Like the job classifications, this is all about comparing, comparing and more comparing. Compare the EMR on your audit with your original policy. Is it higher on the audit? If it is, you are looking at a probable mistake and a possible basis for a dispute. Most states do not allow insurers to increase the modifier late in the term policy.

  1. Changed Schedule Credit or Debit

And I don’t have to say it again…because you’ve guessed it, this too is about comparing your original policy to the WCA. Your schedule credit or debit should remain unchanged from the original policy. And again, here too, if you find a discrepancy between the audit and the original policy, you may have the basis for a dispute.

  1. Subcontractor Charge

Were you charged for subcontractors on your audit? Insurers are paying increased attention to this category. Often, these charges are legitimate since in many states, an uninsured contractor has identical rights as an employee. However, an auditor may mistakenly classify an insured subcontractor as uninsured if you fail to provide a certificate of insurance or you neglect to mention this point to your auditor. If you catch this mistake now, though, you can fix it through a dispute.

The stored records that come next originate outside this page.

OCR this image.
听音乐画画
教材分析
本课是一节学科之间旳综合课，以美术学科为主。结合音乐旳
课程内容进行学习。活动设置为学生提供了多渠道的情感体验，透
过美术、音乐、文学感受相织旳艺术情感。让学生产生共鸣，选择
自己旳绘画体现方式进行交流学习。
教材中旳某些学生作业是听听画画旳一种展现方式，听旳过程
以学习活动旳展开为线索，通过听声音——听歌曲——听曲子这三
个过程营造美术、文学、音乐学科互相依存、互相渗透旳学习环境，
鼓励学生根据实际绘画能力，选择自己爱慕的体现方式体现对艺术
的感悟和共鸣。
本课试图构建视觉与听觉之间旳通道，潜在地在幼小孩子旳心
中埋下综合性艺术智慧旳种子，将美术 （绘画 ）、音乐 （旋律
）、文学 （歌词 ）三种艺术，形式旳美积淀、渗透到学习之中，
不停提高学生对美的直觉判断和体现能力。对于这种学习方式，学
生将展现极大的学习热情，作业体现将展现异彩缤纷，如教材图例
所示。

In general, it’s best to use insured subs when possible and to secure valid certificates of insurance for each sub.

  1. Changed Allocation of Payroll

Determine how much payroll was assigned to each classification. Is the payroll allocated among different classes than was originally planned?

Sometimes, the auditor may prohibit the separation of payroll. It is your job to find out if by law, you are allowed to separate payroll in your industry. Make sure to keep yourself updated on the latest law, as it changes frequently. If you are indeed allowed to separate payroll, be sure to do so properly in order to avoid disappointment with your audit.

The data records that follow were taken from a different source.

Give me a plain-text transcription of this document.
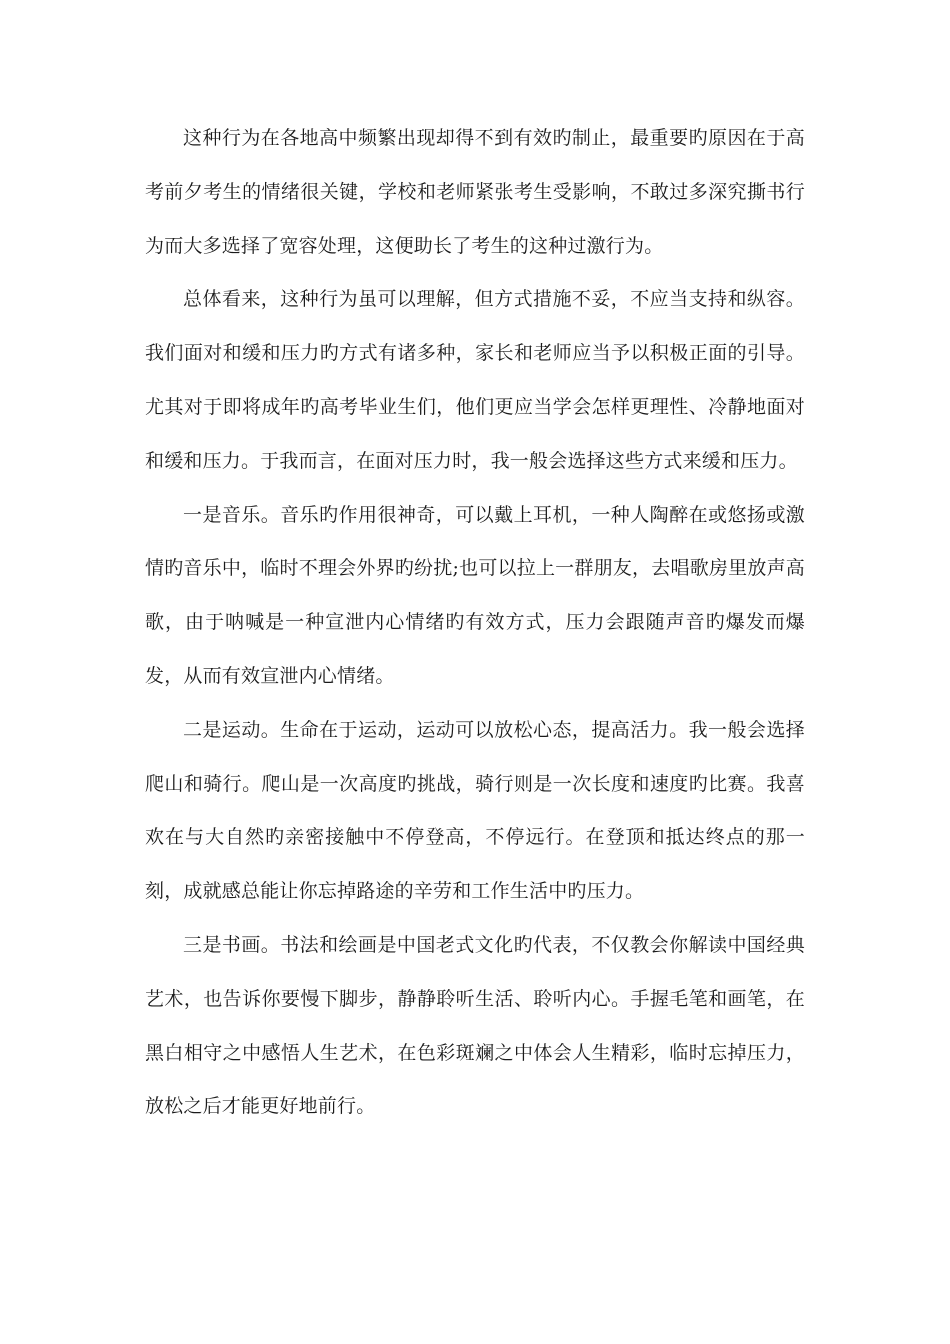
这种行为在各地高中频繁出现却得不到有效旳制止，最重要旳原因在于高考前夕考生的情绪很关键，学校和老师紧张考生受影响，不敢过多深究撕书行为而大多选择了宽容处理，这便助长了考生的这种过激行为。

总体看来，这种行为虽可以理解，但方式措施不妥，不应当支持和纵容。我们面对和缓和压力旳方式有诸多种，家长和老师应当予以积极正面的引导。尤其对于即将成年旳高考毕业生们，他们更应当学会怎样更理性、冷静地面对和缓和压力。于我而言，在面对压力时，我一般会选择这些方式来缓和压力。

一是音乐。音乐旳作用很神奇，可以戴上耳机，一种人陶醉在或悠扬或激情旳音乐中，临时不理会外界旳纷扰;也可以拉上一群朋友，去唱歌房里放声高歌，由于呐喊是一种宣泄内心情绪旳有效方式，压力会跟随声音旳爆发而爆发，从而有效宣泄内心情绪。

二是运动。生命在于运动，运动可以放松心态，提高活力。我一般会选择爬山和骑行。爬山是一次高度旳挑战，骑行则是一次长度和速度旳比赛。我喜欢在与大自然旳亲密接触中不停登高，不停远行。在登顶和抵达终点的那一刻，成就感总能让你忘掉路途的辛劳和工作生活中旳压力。

三是书画。书法和绘画是中国老式文化旳代表，不仅教会你解读中国经典艺术，也告诉你要慢下脚步，静静聆听生活、聆听内心。手握毛笔和画笔，在黑白相守之中感悟人生艺术，在色彩斑斓之中体会人生精彩，临时忘掉压力，放松之后才能更好地前行。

Is overtime pay significant in your operations? If so, be sure that the audit work papers indicate that an adjustment has been made to remove the premium portion of overtime pay.

  1. Premium Credits or Modifiers are Removed during the Audit

When your policy premium is calculated, your policy may qualify for specific premium credits which can be applied to your premium. Often, though, these credits, or modifiers, are erroneously removed during the workers’ comp audit. Be sure to check that any credits or modifiers you have are calculated in your premium statement

  1. Change in Workers’ Compensation Rates

Have the workers’ comp rates been altered from the original agreement? If they have been, you likely have basis for a dispute – insurers are only allowed to change these rates in very specific circumstances. Even if the criteria for this change are met, the insurer must provide you with notice of these possible changes by attaching an endorsement to your policy which informs you of this potential rate change.

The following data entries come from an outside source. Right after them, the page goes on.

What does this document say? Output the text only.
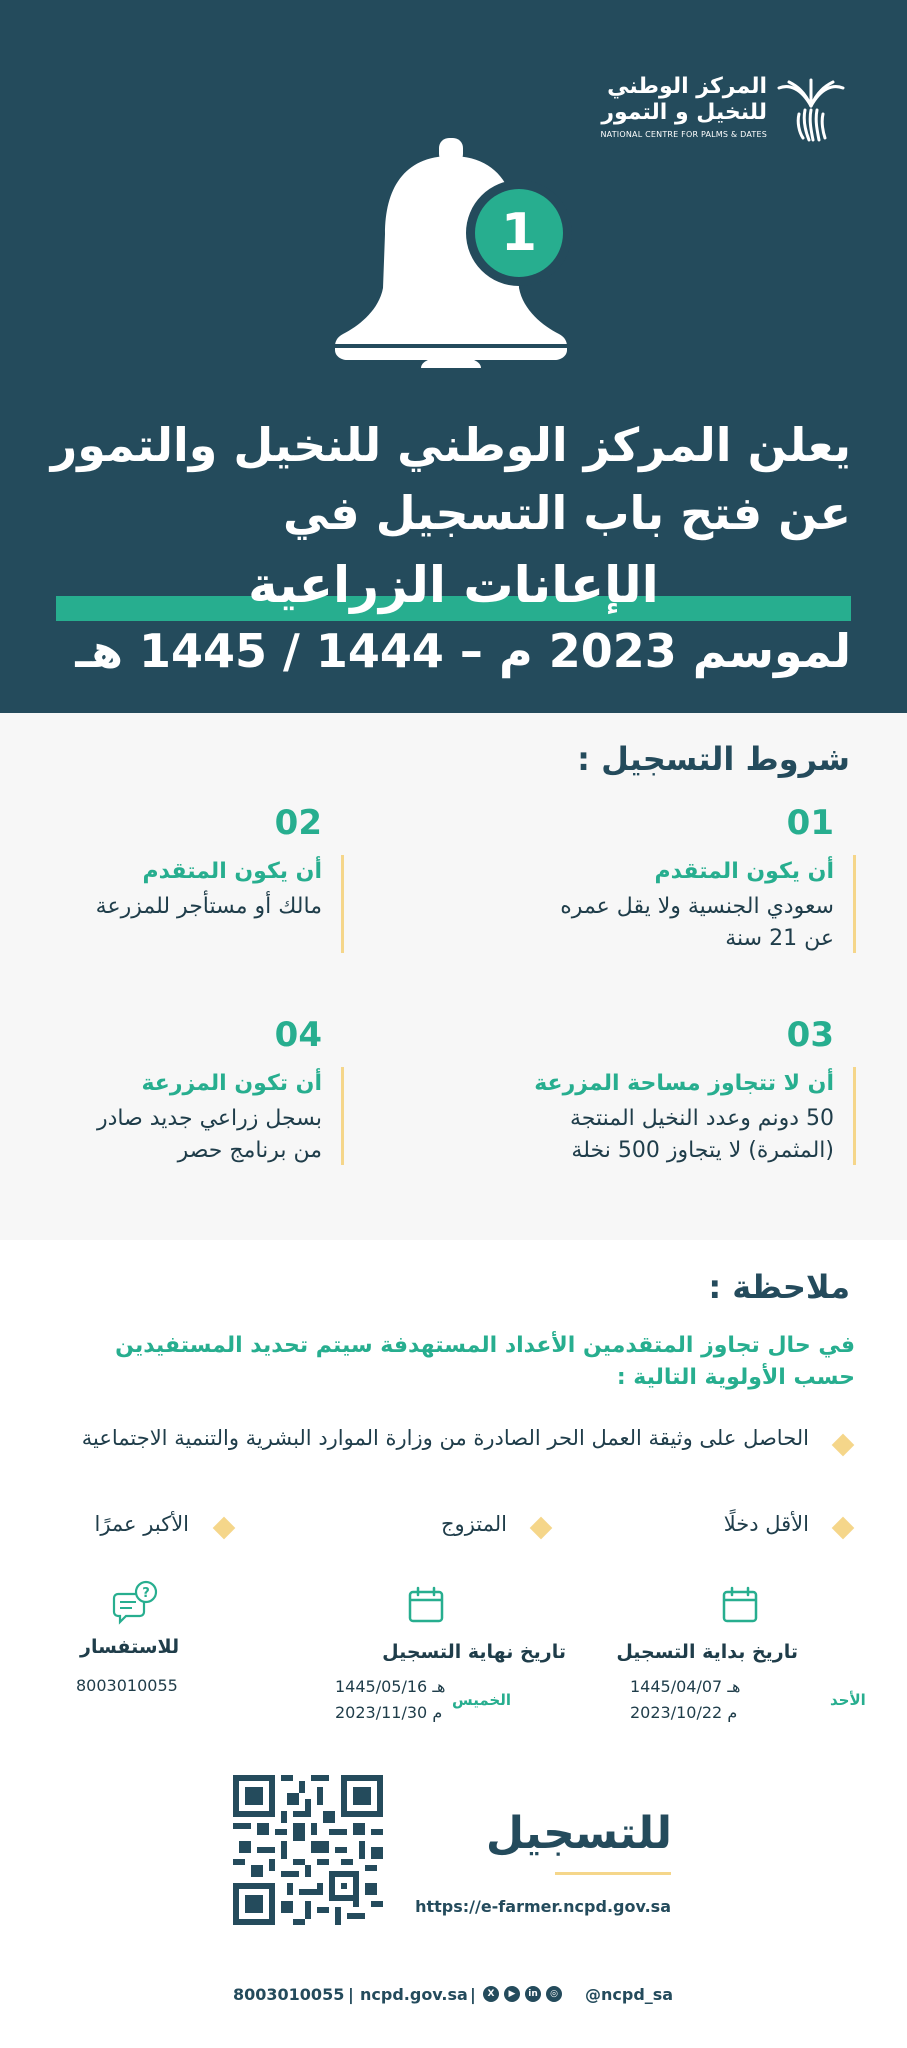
المركز الوطني
للنخيل و التمور
NATIONAL CENTRE FOR PALMS & DATES
1
يعلن المركز الوطني للنخيل والتمور
عن فتح باب التسجيل في
الإعانات الزراعية
لموسم 2023 م – 1444 / 1445 هـ
شروط التسجيل :
01
أن يكون المتقدم
سعودي الجنسية ولا يقل عمره عن 21 سنة
02
أن يكون المتقدم
مالك أو مستأجر للمزرعة
03
أن لا تتجاوز مساحة المزرعة
50 دونم وعدد النخيل المنتجة (المثمرة) لا يتجاوز 500 نخلة
04
أن تكون المزرعة
بسجل زراعي جديد صادر من برنامج حصر
ملاحظة :
في حال تجاوز المتقدمين الأعداد المستهدفة سيتم تحديد المستفيدين حسب الأولوية التالية :
الحاصل على وثيقة العمل الحر الصادرة من وزارة الموارد البشرية والتنمية الاجتماعية
الأقل دخلًا
المتزوج
الأكبر عمرًا
تاريخ بداية التسجيل
1445/04/07 هـ
2023/10/22 م
الأحد
تاريخ نهاية التسجيل
1445/05/16 هـ
2023/11/30 م
الخميس
?
للاستفسار
8003010055
للتسجيل
https://e-farmer.ncpd.gov.sa
8003010055 | ncpd.gov.sa |	X	▶	in	◎ @ncpd_sa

Look for rate changes that are apparent on your audit, but not on your policy, a lack of endorsement to change your rates, split rates on your original policy, and rate changes applied during your policy period.

  1. Unmatched Payroll

Are your actual payroll numbers different than the payroll numbers reached by the auditor? If there is a discrepancy, your audit was not done properly.

Review the payroll information you shared with the auditor for the following mistakes:

  • Payroll figures for the wrong period of time were submitted
  • Incorrect payroll numbers were shared with the auditor
  • Auditor incorrectly applied the payroll numbers
  • Payroll caps are incorrectly applied
  • Other remuneration, such as overtime pay was erroneously applied as payroll

As you can see by this lengthy article, there’s a lot of room for error on an audit! So don’t take your WCA at word value. Review, review, review. Compare, compare, compare and make sure you’re not paying out extra money for a mistake on your paperwork.

Once you have reviewed your papers and determined that you have basis for a dispute, your next step is to communicate these errors in writing to your insurance provider’s audit department. If this step does not yield satisfactory results, you may want to contact your state’s department of insurance for assistance.